PHP sessions

carole2

session_start();
//fix for IE-5
header("Cache-control: private");
//if cookies are accepted then
if (SID == "" ) {

//authenticate code is here 

//Sid is not blank and cookies are not supported.
else{
$location_url=$site_url."nocookie.php?".$cat_url;
 header('Location: '.$location_url);
exit();} 
[/Php]

I used the above code for some time in my login process and my ISP upgraded to Redhat Enterprise 3 and users started getting the no cookie support (else statement above), the first time they tried to login even when their browsers were set to accept cookies. But the second time to login it was okay. Im not sure if it is realted to the upgrade but it is the only thing that has changed. I had to remove the if statement for checking for browser cookie support. Is there any other way to check for bowser cookie support?

drawmack

If I really HAVE to know if cookies are supported by the user then on the main page I check for the existence of a session variable. If the session variable is not set then I set the variable and a cookie and send a header redirect to the same page. Then on the reload the session variable exists so I check for the cookie, if it is not found I store a session variable that tells me this user doesn't support cookies.

carole2

I think I follow, Could you possibly give me a coding sample.

Thanks

bretticus

I've done something similiar in the the past to drawmack's suggestion (sorry drawmack, for butting in.
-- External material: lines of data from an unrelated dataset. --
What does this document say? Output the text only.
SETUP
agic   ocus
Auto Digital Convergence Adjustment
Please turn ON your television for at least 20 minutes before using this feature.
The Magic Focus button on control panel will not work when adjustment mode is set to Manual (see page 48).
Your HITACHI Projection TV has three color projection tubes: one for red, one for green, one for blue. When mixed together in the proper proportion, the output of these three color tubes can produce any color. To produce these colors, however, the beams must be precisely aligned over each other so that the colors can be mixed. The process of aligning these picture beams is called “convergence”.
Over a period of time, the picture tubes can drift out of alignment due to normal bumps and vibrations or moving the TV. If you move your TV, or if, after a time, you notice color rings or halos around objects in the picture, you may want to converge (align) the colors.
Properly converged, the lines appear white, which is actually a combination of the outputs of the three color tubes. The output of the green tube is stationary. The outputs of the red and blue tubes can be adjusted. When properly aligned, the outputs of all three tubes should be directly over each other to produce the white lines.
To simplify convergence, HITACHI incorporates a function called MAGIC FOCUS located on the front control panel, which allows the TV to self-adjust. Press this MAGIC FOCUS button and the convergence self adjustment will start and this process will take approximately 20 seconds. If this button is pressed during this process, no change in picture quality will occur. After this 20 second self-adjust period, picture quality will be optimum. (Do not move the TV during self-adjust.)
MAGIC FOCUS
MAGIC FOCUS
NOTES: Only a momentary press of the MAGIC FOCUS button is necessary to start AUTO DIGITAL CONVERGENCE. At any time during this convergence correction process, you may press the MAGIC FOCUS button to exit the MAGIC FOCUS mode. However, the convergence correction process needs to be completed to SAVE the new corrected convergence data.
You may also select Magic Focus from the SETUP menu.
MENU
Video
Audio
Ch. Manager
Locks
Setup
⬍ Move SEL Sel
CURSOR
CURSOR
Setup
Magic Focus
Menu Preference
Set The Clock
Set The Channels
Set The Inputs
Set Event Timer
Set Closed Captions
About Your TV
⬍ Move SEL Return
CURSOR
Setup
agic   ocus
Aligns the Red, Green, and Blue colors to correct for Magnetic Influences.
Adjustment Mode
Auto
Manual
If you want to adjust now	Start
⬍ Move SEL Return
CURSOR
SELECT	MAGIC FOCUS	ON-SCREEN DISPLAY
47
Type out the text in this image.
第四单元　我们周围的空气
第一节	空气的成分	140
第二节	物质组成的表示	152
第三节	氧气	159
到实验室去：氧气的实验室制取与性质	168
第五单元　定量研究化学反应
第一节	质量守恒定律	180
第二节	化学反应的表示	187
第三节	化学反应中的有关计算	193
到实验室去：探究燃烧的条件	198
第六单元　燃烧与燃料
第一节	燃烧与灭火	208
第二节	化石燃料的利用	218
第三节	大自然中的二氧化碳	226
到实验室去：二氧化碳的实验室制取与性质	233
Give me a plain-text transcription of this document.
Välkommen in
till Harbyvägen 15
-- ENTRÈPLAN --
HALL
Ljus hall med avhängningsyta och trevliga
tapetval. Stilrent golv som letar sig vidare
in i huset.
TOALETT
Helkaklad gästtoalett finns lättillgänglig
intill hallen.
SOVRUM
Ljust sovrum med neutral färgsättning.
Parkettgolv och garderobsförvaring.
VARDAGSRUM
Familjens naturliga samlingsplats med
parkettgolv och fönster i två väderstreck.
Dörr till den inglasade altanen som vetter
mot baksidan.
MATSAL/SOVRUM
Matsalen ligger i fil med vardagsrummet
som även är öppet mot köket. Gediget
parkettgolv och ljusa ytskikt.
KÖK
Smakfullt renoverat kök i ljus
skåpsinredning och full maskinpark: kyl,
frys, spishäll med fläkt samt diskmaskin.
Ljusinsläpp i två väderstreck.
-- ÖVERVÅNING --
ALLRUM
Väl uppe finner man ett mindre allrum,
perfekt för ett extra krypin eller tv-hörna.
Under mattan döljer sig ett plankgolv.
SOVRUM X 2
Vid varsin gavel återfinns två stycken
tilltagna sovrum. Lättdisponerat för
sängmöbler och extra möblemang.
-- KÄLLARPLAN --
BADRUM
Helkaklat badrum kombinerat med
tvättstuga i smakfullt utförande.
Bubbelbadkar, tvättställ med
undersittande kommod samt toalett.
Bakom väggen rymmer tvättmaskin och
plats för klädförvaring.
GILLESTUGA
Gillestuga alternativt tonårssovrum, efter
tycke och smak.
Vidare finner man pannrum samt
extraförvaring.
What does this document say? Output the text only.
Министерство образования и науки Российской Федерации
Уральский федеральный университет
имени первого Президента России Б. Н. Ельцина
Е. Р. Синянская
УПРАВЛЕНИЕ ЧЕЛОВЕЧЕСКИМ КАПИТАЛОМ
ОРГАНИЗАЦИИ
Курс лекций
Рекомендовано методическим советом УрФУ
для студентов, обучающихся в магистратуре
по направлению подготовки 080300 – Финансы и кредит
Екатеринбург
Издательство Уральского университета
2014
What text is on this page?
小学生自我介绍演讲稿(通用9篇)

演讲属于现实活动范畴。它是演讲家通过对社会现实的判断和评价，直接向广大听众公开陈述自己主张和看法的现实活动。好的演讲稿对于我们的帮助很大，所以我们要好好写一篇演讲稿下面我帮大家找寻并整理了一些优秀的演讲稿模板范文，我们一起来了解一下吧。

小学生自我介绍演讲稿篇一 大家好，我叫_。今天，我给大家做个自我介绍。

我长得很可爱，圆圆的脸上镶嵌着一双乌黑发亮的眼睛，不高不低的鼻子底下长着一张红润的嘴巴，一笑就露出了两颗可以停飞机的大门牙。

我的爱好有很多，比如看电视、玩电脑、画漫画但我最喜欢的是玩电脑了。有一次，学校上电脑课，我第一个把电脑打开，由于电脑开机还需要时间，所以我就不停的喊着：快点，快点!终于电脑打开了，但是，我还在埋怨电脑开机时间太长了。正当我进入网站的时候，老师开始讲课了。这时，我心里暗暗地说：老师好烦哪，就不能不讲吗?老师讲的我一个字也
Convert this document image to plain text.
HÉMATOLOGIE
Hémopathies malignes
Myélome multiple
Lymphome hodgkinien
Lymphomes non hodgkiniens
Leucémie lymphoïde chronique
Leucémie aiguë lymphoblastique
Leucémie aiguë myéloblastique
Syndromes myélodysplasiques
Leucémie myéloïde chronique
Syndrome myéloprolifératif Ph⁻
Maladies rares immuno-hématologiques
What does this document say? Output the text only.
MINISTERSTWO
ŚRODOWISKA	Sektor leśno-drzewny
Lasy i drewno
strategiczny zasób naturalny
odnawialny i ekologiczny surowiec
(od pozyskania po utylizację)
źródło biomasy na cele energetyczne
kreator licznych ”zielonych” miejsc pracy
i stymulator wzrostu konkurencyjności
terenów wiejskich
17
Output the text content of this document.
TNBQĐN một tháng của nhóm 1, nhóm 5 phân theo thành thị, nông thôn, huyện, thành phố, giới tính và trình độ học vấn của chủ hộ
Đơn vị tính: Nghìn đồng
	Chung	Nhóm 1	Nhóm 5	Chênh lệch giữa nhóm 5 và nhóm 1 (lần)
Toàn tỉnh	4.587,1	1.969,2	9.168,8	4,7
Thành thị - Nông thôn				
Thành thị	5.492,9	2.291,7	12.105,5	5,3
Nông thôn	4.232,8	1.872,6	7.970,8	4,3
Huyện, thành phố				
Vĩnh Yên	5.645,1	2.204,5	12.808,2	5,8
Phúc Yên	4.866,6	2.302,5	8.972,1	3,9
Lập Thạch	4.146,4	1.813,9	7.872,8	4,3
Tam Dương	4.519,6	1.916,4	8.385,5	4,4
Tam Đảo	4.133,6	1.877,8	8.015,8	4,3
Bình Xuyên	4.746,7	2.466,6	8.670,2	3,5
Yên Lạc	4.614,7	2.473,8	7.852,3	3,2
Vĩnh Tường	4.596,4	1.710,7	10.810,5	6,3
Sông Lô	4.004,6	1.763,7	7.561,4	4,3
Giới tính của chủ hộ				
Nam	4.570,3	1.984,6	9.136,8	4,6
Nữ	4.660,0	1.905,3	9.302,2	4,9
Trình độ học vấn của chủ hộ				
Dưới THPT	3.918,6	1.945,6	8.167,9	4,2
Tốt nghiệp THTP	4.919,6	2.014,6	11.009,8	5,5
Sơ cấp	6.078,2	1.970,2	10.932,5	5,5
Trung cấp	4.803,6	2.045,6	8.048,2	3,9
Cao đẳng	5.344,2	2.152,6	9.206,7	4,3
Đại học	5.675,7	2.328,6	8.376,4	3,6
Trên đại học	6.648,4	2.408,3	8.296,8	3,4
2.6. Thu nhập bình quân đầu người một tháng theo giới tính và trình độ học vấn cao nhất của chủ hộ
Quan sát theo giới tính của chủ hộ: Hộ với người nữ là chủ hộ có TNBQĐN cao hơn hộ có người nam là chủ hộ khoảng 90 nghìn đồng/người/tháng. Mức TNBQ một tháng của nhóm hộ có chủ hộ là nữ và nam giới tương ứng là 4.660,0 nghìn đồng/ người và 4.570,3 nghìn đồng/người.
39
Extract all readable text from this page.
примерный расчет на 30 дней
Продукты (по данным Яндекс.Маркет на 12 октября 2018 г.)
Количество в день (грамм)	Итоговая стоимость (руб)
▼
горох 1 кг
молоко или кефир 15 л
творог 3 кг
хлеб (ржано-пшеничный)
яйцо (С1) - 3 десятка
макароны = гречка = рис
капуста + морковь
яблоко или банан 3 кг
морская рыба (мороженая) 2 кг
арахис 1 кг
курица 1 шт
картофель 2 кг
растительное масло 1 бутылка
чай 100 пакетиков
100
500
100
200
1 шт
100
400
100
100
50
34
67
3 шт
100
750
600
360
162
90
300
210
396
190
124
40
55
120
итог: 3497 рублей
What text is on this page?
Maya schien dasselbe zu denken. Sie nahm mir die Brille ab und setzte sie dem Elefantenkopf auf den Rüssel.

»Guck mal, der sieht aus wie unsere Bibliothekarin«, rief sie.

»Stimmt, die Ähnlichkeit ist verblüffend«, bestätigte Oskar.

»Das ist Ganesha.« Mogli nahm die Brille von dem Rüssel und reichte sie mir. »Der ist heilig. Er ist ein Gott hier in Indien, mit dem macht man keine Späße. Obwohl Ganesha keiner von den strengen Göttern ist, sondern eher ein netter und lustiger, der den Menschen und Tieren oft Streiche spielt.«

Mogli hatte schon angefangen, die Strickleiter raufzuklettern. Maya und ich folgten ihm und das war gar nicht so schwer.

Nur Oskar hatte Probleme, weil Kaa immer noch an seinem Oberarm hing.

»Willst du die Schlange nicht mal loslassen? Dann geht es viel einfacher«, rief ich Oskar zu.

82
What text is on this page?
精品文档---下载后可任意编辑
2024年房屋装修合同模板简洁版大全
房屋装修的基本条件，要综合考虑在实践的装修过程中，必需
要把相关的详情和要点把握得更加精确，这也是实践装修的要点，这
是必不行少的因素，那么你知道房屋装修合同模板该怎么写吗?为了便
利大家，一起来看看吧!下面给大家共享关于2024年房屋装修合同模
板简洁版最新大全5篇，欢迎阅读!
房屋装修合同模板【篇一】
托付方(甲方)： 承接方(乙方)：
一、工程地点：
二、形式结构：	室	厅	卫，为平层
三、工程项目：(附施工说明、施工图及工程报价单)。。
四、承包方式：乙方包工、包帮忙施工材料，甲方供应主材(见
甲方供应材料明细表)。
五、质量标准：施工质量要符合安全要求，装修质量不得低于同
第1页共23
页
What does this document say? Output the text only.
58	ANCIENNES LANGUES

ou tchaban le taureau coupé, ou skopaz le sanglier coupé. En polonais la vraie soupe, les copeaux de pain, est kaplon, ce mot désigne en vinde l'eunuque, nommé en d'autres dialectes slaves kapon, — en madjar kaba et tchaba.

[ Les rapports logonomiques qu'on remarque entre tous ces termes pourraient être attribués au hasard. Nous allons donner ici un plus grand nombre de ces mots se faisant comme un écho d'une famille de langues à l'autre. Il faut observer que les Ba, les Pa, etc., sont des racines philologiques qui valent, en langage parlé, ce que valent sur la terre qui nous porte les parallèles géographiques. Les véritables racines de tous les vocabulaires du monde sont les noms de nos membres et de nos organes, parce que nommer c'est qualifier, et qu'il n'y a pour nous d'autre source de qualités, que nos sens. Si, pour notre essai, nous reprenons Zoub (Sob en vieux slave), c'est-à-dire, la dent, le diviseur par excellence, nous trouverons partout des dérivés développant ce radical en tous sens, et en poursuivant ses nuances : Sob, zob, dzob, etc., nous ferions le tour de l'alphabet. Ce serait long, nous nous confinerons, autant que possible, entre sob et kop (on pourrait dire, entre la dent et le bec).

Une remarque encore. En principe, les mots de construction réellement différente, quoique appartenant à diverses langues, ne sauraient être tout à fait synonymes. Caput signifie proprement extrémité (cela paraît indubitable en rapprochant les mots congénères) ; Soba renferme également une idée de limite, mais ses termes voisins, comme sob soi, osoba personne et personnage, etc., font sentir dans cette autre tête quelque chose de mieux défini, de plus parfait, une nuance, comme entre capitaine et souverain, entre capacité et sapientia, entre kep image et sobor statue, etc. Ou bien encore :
I'm in a helpful mood tonight ;-)

Off the top of my head, this might work...

session_start();
$somevar = "someval";
if (!isset($_SESSION['somevar']) && !isset($_GET['chk'])) {
	$_SESSION['somevar'] = $somevar;
	Header("Location: {$_SERVER['PHP_SELF']}?chk=1");
} else {
	if ($_SESSION['somevar'] != $somevar)
		Header("Location: nocookies.php");
}

P.S. There's probably a better way to do the redirect without having to rely on the ?chk=1 showing up everytime if you put your imagination to it. Hope this gives you the gist though. The gist being that since sessions require a cookie, you can use them to test if a cookie can be written to the browser.

carole2

I see, thank you. I was wondering if there is any danger in using

if (SID == "" )

to check for cookies as I did above.